Paralyze your tongue. Don’t speak while you are angry. Instead, start counting one to 10, or even 100 and then back down to one.
Focus on listening. Become like a tape recorder and only “record” what the other person is saying.
Walk to change your mood. Start outside or away from the spot where you were feeling angry. Changing the place or situation is a good diversion that will keep the heat of anger from building up.
Pray or meditate. Chant a mantra or the name of a person who often helps you stay calm. Meditation is an effective way to sooth your nerves, too.
Listen to music that soothes and clams the mind.
Hit the gym, start jogging, or do some other physical exercise that involve all parts of the body.
Focus on the future and remember the advice of Confucius: When anger rises think of the consequences.
Put yourself in the other person’s shoes. Ask one simple question: “How would I feel if I were on the other side of this anger.”
Forgive and let the past become the past.

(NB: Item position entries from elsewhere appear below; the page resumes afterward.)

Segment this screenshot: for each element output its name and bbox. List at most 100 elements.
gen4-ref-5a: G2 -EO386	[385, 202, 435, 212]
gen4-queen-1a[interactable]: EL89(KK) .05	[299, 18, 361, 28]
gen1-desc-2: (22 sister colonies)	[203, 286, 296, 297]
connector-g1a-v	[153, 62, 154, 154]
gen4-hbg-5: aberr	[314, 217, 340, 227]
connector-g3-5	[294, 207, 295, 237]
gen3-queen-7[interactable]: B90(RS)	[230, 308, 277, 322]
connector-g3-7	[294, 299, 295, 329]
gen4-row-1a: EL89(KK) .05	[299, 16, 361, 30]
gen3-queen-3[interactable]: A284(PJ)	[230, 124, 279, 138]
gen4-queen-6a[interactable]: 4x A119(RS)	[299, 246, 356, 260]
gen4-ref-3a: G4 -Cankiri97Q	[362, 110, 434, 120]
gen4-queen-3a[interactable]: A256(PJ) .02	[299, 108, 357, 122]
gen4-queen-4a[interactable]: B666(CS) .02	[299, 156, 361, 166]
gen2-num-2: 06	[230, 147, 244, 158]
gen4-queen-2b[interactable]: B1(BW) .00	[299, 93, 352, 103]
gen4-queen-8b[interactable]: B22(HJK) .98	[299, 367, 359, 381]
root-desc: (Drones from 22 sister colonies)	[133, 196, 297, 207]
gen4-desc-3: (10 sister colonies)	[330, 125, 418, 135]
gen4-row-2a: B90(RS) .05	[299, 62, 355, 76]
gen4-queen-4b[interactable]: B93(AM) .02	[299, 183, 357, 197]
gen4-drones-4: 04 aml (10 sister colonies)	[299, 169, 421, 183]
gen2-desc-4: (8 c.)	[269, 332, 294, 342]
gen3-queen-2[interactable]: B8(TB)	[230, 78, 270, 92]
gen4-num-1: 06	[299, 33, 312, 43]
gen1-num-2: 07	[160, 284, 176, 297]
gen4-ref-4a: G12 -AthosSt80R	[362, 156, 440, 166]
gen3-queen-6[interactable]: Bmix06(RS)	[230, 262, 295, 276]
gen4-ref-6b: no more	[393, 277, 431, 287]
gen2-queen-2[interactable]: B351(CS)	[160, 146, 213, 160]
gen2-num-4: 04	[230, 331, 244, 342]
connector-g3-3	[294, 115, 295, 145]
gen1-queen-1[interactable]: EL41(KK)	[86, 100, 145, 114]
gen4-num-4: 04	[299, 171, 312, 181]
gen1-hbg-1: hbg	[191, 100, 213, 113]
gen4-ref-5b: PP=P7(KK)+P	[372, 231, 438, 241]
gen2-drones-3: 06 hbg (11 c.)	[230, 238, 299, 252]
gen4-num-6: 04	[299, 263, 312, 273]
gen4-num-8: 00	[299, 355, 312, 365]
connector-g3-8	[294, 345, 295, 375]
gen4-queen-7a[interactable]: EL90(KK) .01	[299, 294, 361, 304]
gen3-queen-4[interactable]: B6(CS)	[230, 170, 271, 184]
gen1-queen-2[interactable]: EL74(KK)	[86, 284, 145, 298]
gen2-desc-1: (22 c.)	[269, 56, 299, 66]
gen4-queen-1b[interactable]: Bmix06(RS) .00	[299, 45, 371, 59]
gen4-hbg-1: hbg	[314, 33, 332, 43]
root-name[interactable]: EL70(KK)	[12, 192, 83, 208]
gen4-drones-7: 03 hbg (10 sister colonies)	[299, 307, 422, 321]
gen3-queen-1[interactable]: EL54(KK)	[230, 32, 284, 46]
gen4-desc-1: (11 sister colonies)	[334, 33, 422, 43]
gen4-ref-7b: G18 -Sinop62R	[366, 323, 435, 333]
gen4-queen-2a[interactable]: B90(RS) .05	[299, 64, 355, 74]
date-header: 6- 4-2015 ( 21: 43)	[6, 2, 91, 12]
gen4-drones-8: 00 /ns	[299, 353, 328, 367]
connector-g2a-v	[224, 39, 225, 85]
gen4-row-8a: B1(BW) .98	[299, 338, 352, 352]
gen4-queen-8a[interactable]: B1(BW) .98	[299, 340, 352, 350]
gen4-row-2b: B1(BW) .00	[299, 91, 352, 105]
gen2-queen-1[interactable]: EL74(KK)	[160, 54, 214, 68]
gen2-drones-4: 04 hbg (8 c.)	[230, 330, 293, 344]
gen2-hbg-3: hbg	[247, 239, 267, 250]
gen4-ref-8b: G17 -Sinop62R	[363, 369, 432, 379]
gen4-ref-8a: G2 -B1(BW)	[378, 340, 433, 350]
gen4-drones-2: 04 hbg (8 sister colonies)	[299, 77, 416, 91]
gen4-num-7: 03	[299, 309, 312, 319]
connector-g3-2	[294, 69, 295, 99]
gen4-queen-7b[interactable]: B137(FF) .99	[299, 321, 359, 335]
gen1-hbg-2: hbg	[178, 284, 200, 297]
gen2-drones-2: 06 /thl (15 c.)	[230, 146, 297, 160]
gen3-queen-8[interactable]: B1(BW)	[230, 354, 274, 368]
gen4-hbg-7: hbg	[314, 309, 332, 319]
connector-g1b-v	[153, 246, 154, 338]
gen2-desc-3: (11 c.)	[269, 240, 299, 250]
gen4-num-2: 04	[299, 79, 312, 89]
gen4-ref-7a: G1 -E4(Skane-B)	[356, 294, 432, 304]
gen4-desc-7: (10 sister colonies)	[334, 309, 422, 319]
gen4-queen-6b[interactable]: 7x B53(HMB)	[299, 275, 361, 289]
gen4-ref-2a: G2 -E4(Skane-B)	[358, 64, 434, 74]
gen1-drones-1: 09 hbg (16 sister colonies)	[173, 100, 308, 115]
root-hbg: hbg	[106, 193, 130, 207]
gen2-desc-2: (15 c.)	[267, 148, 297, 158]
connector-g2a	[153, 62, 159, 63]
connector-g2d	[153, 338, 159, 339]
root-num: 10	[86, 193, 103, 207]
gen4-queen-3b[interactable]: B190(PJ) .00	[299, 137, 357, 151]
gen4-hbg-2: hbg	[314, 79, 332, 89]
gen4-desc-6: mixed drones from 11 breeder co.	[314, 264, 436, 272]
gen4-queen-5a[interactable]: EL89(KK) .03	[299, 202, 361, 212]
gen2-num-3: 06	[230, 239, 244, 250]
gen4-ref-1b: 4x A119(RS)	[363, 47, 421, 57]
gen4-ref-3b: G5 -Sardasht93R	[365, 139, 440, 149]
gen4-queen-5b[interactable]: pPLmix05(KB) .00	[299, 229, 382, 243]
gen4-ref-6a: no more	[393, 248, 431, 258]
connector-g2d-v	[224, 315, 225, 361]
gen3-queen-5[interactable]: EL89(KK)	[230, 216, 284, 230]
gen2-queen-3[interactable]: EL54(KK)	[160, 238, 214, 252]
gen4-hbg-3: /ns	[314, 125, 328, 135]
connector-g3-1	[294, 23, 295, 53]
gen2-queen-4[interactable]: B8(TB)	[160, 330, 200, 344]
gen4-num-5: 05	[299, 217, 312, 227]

Let go of expectations. Expecting something of others usually ends up causing frustrations, and ultimately those disappointments turn into to anger.
Talk to someone you consider wise. A trusted friend or close family member often can help you work through anger more quickly than you can do it alone.
Adopt an assertive attitude rather than an aggressive stance. Phrase your words to avoid conflict and arguments.
Always remain positive. Keep your spirits high and let go of mundane, unproductive affairs. As you think, so you are!